IOW, you can't hide them other than by overmounting or destroying them.

If we make subvolumes vfsmounts then we very likely alter this behavior
and I see two obvious options:

(1) They are fake vfsmounts that can't be unmounted:

    umount /mnt/subvol1 # returns -EINVAL

    This retains the invariant that every subvolume is always visible
    from the filesystems root, i.e., /mnt will include /mnt/subvol{1,}

(2) They are proper vfsmounts:

    umount /mnt/subvol1 # succeeds

    This retains standard semantics for userspace about anything that
    shows up in /proc/<pid>/mountinfo but means that after
    umount /mnt/subvol1 succeeds, /mnt/subvol1 won't be accessible from
    the filesystem root /mnt anymore.

Both options can be made to work from a purely technical perspective,
I'm asking which one it has to be because it isn't clear just from the
snippets in this thread.

One should also point out that if each subvolume is a vfsmount, then say
a btrfs filesystems with 1000 subvolumes which is mounted from the root:

mount -t btrfs /dev/sda /mnt

could be exploded into 1000 individual mounts. Which many users might not want.

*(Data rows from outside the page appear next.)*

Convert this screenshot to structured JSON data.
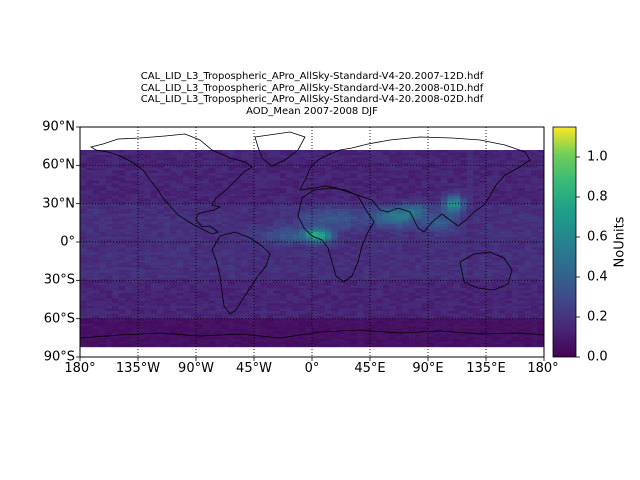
{
  "title": {
    "lines": [
      "CAL_LID_L3_Tropospheric_APro_AllSky-Standard-V4-20.2007-12D.hdf",
      "CAL_LID_L3_Tropospheric_APro_AllSky-Standard-V4-20.2008-01D.hdf",
      "CAL_LID_L3_Tropospheric_APro_AllSky-Standard-V4-20.2008-02D.hdf",
      "AOD_Mean 2007-2008 DJF"
    ]
  },
  "chart_data": {
    "type": "heatmap",
    "projection": "plate-carree",
    "xlim": [
      -180,
      180
    ],
    "ylim": [
      -90,
      90
    ],
    "data_lat_range": [
      -82,
      72
    ],
    "lat_ticks": [
      "90°N",
      "60°N",
      "30°N",
      "0°",
      "30°S",
      "60°S",
      "90°S"
    ],
    "lon_ticks": [
      "180°",
      "135°W",
      "90°W",
      "45°W",
      "0°",
      "45°E",
      "90°E",
      "135°E",
      "180°"
    ],
    "gridlines": "dotted",
    "colormap": "viridis",
    "colorbar": {
      "label": "NoUnits",
      "range": [
        0.0,
        1.15
      ],
      "ticks": [
        "0.0",
        "0.2",
        "0.4",
        "0.6",
        "0.8",
        "1.0"
      ]
    },
    "features": [
      {
        "region": "West Africa / Gulf of Guinea",
        "approx_value": 0.8
      },
      {
        "region": "Sahara / Sahel",
        "approx_value": 0.4
      },
      {
        "region": "Arabian Sea / India",
        "approx_value": 0.5
      },
      {
        "region": "Eastern China",
        "approx_value": 0.9
      },
      {
        "region": "Tropical Atlantic plume",
        "approx_value": 0.45
      },
      {
        "region": "Remote oceans",
        "approx_value": 0.12
      }
    ]
  },
  "colors": {
    "low": "#440154",
    "mid": "#21918c",
    "high": "#fde725"
  }
}
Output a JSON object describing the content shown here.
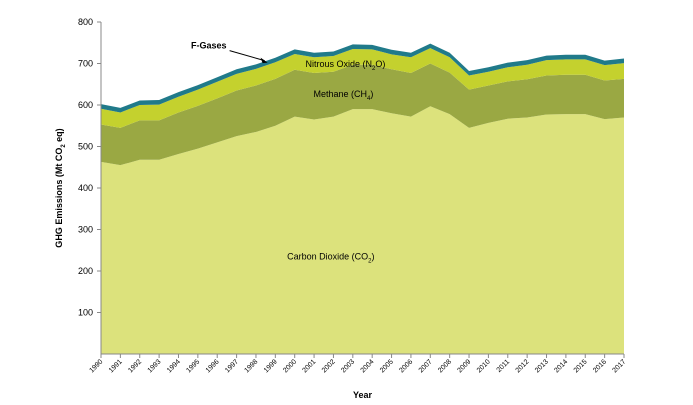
{
  "chart_data": {
    "type": "area",
    "stacked": true,
    "x": [
      1990,
      1991,
      1992,
      1993,
      1994,
      1995,
      1996,
      1997,
      1998,
      1999,
      2000,
      2001,
      2002,
      2003,
      2004,
      2005,
      2006,
      2007,
      2008,
      2009,
      2010,
      2011,
      2012,
      2013,
      2014,
      2015,
      2016,
      2017
    ],
    "x_tick_labels": [
      "1990",
      "1991",
      "1992",
      "1993",
      "1994",
      "1995",
      "1996",
      "1997",
      "1998",
      "1999",
      "2000",
      "2001",
      "2002",
      "2003",
      "2004",
      "2005",
      "2006",
      "2007",
      "2008",
      "2009",
      "2010",
      "2011",
      "2012",
      "2013",
      "2014",
      "2015",
      "2016",
      "2017"
    ],
    "y_ticks": [
      100,
      200,
      300,
      400,
      500,
      600,
      700,
      800
    ],
    "ylim": [
      0,
      800
    ],
    "xlabel": "Year",
    "ylabel_parts": {
      "before": "GHG Emissions  (Mt CO",
      "sub": "2",
      "after": " eq)"
    },
    "grid": false,
    "legend": "none",
    "series": [
      {
        "key": "co2",
        "name_parts": {
          "before": "Carbon Dioxide (CO",
          "sub": "2",
          "after": ")"
        },
        "color": "#dce27c",
        "values": [
          463,
          455,
          468,
          468,
          482,
          495,
          510,
          525,
          535,
          550,
          572,
          565,
          572,
          590,
          590,
          580,
          572,
          597,
          578,
          545,
          557,
          567,
          570,
          577,
          578,
          578,
          566,
          570
        ]
      },
      {
        "key": "ch4",
        "name_parts": {
          "before": "Methane (CH",
          "sub": "4",
          "after": ")"
        },
        "color": "#9aa843",
        "values": [
          90,
          90,
          95,
          95,
          100,
          103,
          106,
          110,
          112,
          113,
          113,
          112,
          108,
          107,
          107,
          106,
          105,
          103,
          100,
          92,
          90,
          90,
          92,
          94,
          95,
          95,
          93,
          93
        ]
      },
      {
        "key": "n2o",
        "name_parts": {
          "before": "Nitrous Oxide (N",
          "sub": "2",
          "after": "O)"
        },
        "color": "#c4d12e",
        "values": [
          38,
          37,
          37,
          38,
          38,
          39,
          40,
          40,
          40,
          40,
          38,
          38,
          38,
          38,
          37,
          36,
          38,
          37,
          37,
          34,
          33,
          34,
          35,
          37,
          37,
          37,
          37,
          38
        ]
      },
      {
        "key": "fgases",
        "name_parts": {
          "before": "F-Gases",
          "sub": "",
          "after": ""
        },
        "color": "#207a8a",
        "values": [
          11,
          11,
          11,
          11,
          11,
          11,
          11,
          11,
          11,
          11,
          11,
          11,
          11,
          11,
          11,
          11,
          11,
          11,
          11,
          11,
          11,
          11,
          11,
          11,
          11,
          11,
          11,
          11
        ]
      }
    ]
  }
}
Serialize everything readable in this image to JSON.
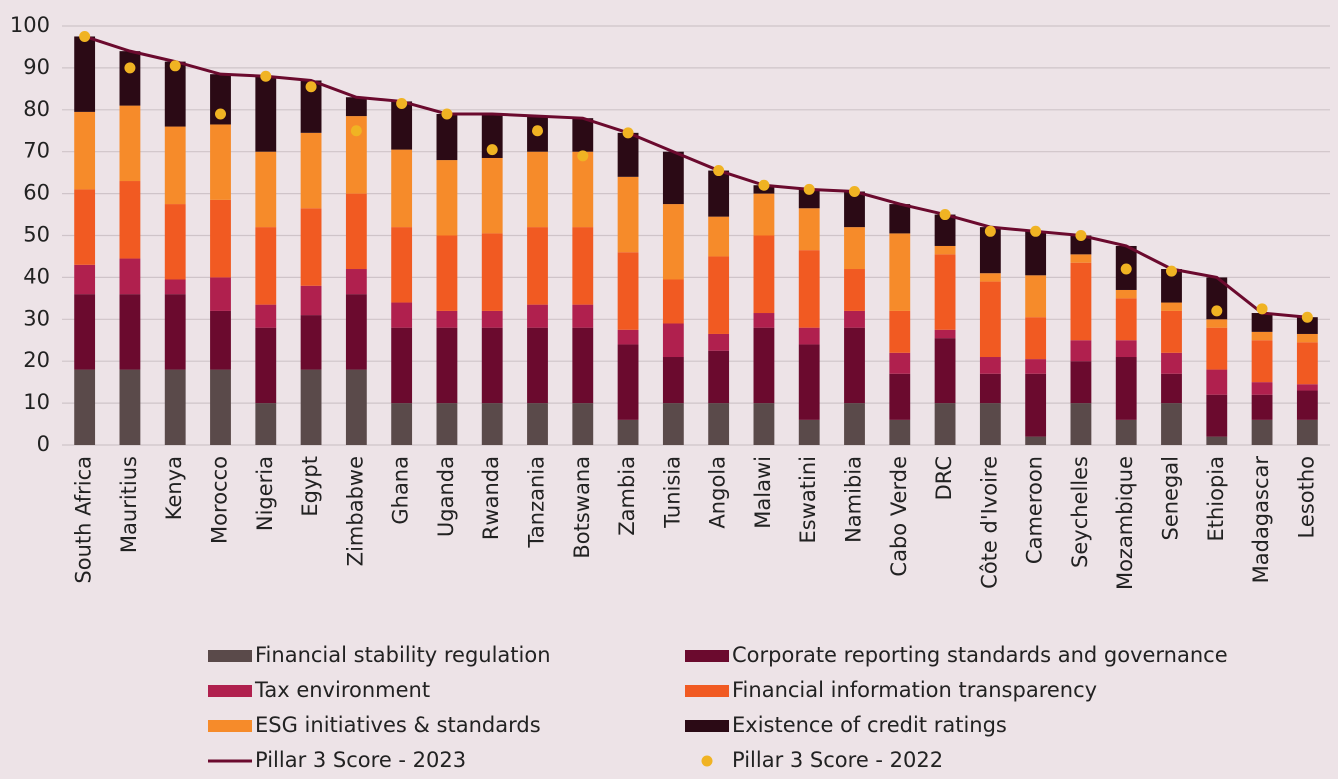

So I would expect that we would need to default to mounting without
subvolumes accessible, and a mount option to mount with all subvolumes
mounted, idk:

mount -t btrfs -o tree /dev/sda /mnt

or sm.

I agree that mapping subvolumes to vfsmounts sounds like the natural
thing to do.

But if we do e.g., (2) then this surely needs to be a Kconfig and/or a
mount option to avoid breaking userspace (And I'm pretty sure that btrfs
will end up supporting both modes almost indefinitely.).